- From: Yves Lafon <ylafon@w3.org>
- Date: Fri, 27 Mar 2009 09:19:17 -0400 (EDT)
- To: Jack Jansen <Jack.Jansen@cwi.nl>
- cc: Media Fragment <public-media-fragment@w3.org>
On Thu, 26 Mar 2009, Jack Jansen wrote:
> Another possible issue with the syntax:
> xywhunit allows "%" or "pixel" as production, and since xywhunit itself is
> optional, this gives us the following ways to specify spatial fragments
> (ignoring aspect, for now):
>
> xywh=10,20,30,40
> xywh=pixel:10,20,30,40
> xywh=%:10,20,30,40
>
> The last one looks weird: if I'm reading this I'm expecting a percent-escaped
> string but it isn't.
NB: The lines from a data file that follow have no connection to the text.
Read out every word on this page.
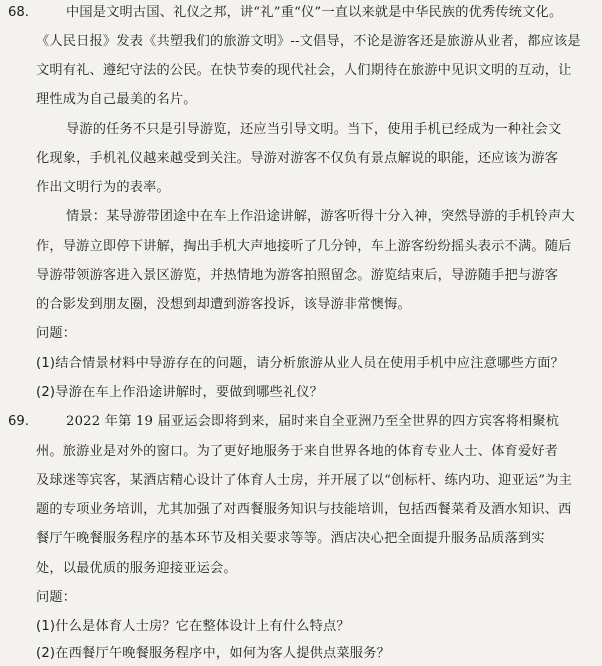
68.	中国是文明古国、礼仪之邦，讲“礼”重“仪”一直以来就是中华民族的优秀传统文化。
《人民日报》发表《共塑我们的旅游文明》--文倡导，不论是游客还是旅游从业者，都应该是
文明有礼、遵纪守法的公民。在快节奏的现代社会，人们期待在旅游中见识文明的互动，让
理性成为自己最美的名片。
导游的任务不只是引导游览，还应当引导文明。当下，使用手机已经成为一种社会文
化现象，手机礼仪越来越受到关注。导游对游客不仅负有景点解说的职能，还应该为游客
作出文明行为的表率。
情景：某导游带团途中在车上作沿途讲解，游客听得十分入神，突然导游的手机铃声大
作，导游立即停下讲解，掏出手机大声地接听了几分钟，车上游客纷纷摇头表示不满。随后
导游带领游客进入景区游览，并热情地为游客拍照留念。游览结束后，导游随手把与游客
的合影发到朋友圈，没想到却遭到游客投诉，该导游非常懊悔。
问题：
(1)结合情景材料中导游存在的问题，请分析旅游从业人员在使用手机中应注意哪些方面？
(2)导游在车上作沿途讲解时，要做到哪些礼仪？
69.	2022 年第 19 届亚运会即将到来，届时来自全亚洲乃至全世界的四方宾客将相聚杭
州。旅游业是对外的窗口。为了更好地服务于来自世界各地的体育专业人士、体育爱好者
及球迷等宾客，某酒店精心设计了体育人士房，并开展了以“创标杆、练内功、迎亚运”为主
题的专项业务培训，尤其加强了对西餐服务知识与技能培训，包括西餐菜肴及酒水知识、西
餐厅午晚餐服务程序的基本环节及相关要求等等。酒店决心把全面提升服务品质落到实
处，以最优质的服务迎接亚运会。
问题：
(1)什么是体育人士房？它在整体设计上有什么特点？
(2)在西餐厅午晚餐服务程序中，如何为客人提供点菜服务？
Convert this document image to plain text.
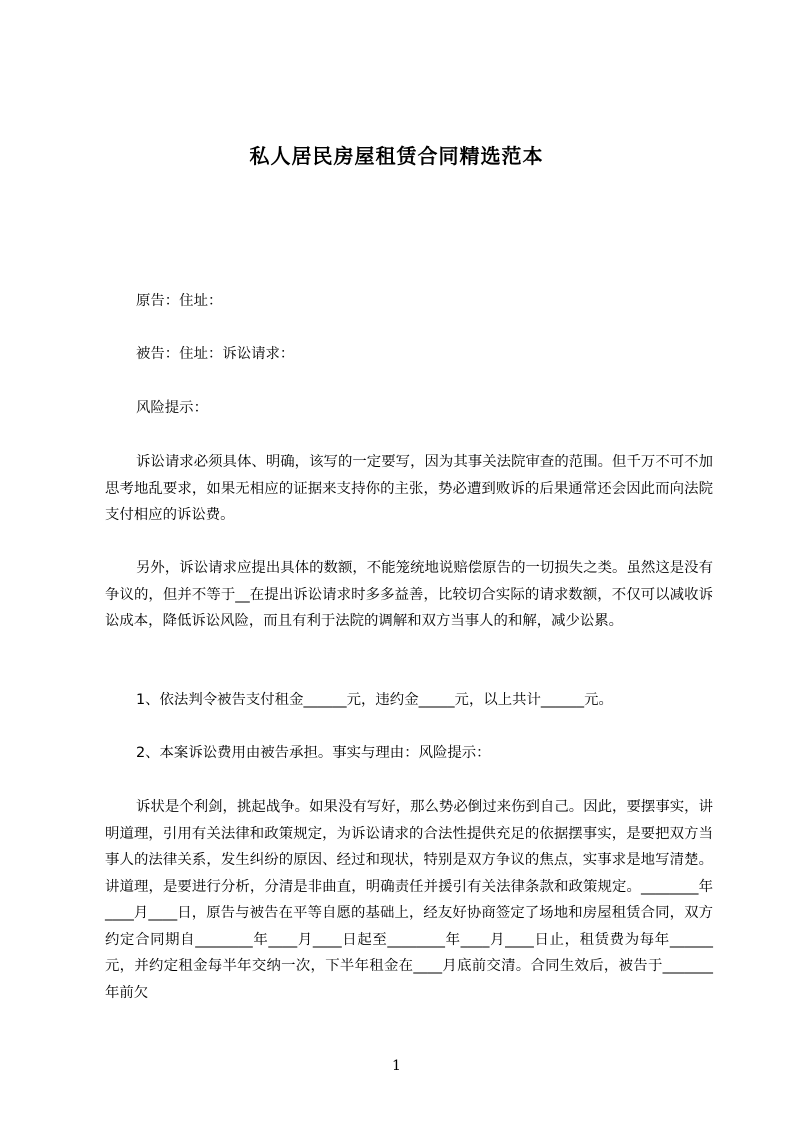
私人居民房屋租赁合同精选范本
原告：住址：
被告：住址：诉讼请求：
风险提示：
诉讼请求必须具体、明确，该写的一定要写，因为其事关法院审查的范围。但千万不可不加思考地乱要求，如果无相应的证据来支持你的主张，势必遭到败诉的后果通常还会因此而向法院支付相应的诉讼费。
另外，诉讼请求应提出具体的数额，不能笼统地说赔偿原告的一切损失之类。虽然这是没有争议的，但并不等于__在提出诉讼请求时多多益善，比较切合实际的请求数额，不仅可以减收诉讼成本，降低诉讼风险，而且有利于法院的调解和双方当事人的和解，减少讼累。
1、依法判令被告支付租金______元，违约金_____元，以上共计______元。
2、本案诉讼费用由被告承担。事实与理由：风险提示：
诉状是个利剑，挑起战争。如果没有写好，那么势必倒过来伤到自己。因此，要摆事实，讲明道理，引用有关法律和政策规定，为诉讼请求的合法性提供充足的依据摆事实，是要把双方当事人的法律关系，发生纠纷的原因、经过和现状，特别是双方争议的焦点，实事求是地写清楚。讲道理，是要进行分析，分清是非曲直，明确责任并援引有关法律条款和政策规定。________年____月____日，原告与被告在平等自愿的基础上，经友好协商签定了场地和房屋租赁合同，双方约定合同期自________年____月____日起至________年____月____日止，租赁费为每年______元，并约定租金每半年交纳一次，下半年租金在____月底前交清。合同生效后，被告于_______年前欠
1
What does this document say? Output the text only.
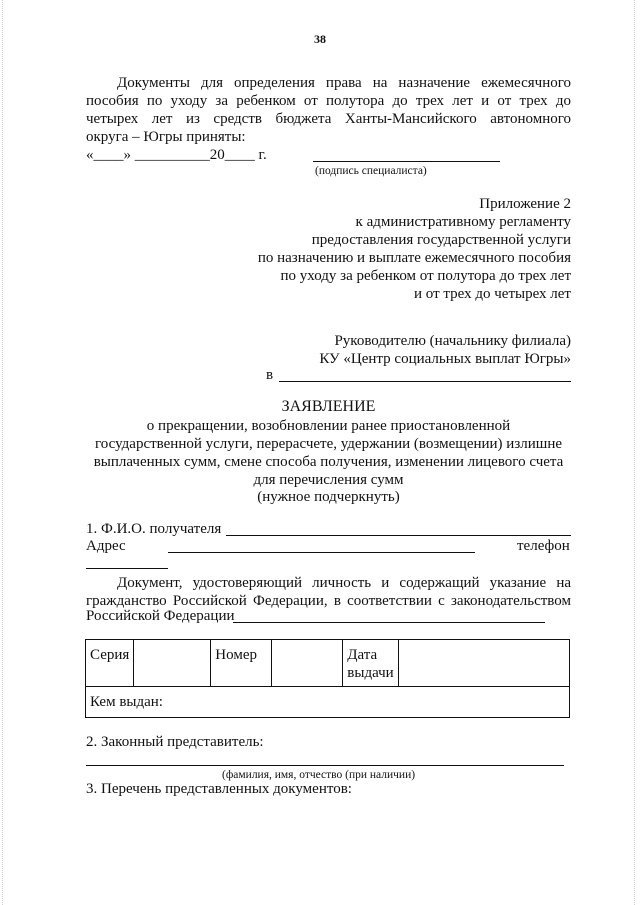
38
Документы для определения права на назначение ежемесячного
пособия по уходу за ребенком от полутора до трех лет и от трех до
четырех лет из средств бюджета Ханты-Мансийского автономного
округа – Югры приняты:
«____» __________20____ г.
(подпись специалиста)
Приложение 2
к административному регламенту
предоставления государственной услуги
по назначению и выплате ежемесячного пособия
по уходу за ребенком от полутора до трех лет
и от трех до четырех лет
Руководителю (начальнику филиала)
КУ «Центр социальных выплат Югры»
в
ЗАЯВЛЕНИЕ
о прекращении, возобновлении ранее приостановленной
государственной услуги, перерасчете, удержании (возмещении) излишне
выплаченных сумм, смене способа получения, изменении лицевого счета
для перечисления сумм
(нужное подчеркнуть)
1. Ф.И.О. получателя
Адрес	телефон
Документ, удостоверяющий личность и содержащий указание на
гражданство Российской Федерации, в соответствии с законодательством
Российской Федерации
Серия		Номер		Дата
выдачи

Кем выдан:
2. Законный представитель:
(фамилия, имя, отчество (при наличии)
3. Перечень представленных документов:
According to our grammar there's no problem (pct-encoded
> isn't allowed here) but I can imagine that it could lead to implementation
> problems (if people do percent-escape processing on the URL early). I think I
> would be in favor of spelling out "percent".
Very good catch! Thanks Jack!
Yes indeed % is not allowed there, and escaping it would be more confusing
than anything else. I vote also for 'percent'.
> A somewhat related issue is with utf8string (in addition to the more serious
> issue with single quote I noted in a previous mail): because it consists of a
> sequence of pchar it is allowed to use sub-delims in there. My fragment
> parser starts by splitting the fragment on '&', then splitting the results of
> these on '=', then parsing the resulting (prefix, value) lists with regular
> expressions. This failed when I got
>
> id='a&b'
>
> Again, according to the syntax there is no problem, but for implementations
> we might make life easier if inside utf8string we would disallow sub-delims.
We could, but as you say it's implementation dependant, for instance you
may first extract the strings, then split instead of doing the split and
get the arguments. But it wouldn't be a huge issue to teach people to
%-encode most of what's in the UTF8-string.
--
Baroula que barouleras, au tiéu toujou t'entourneras.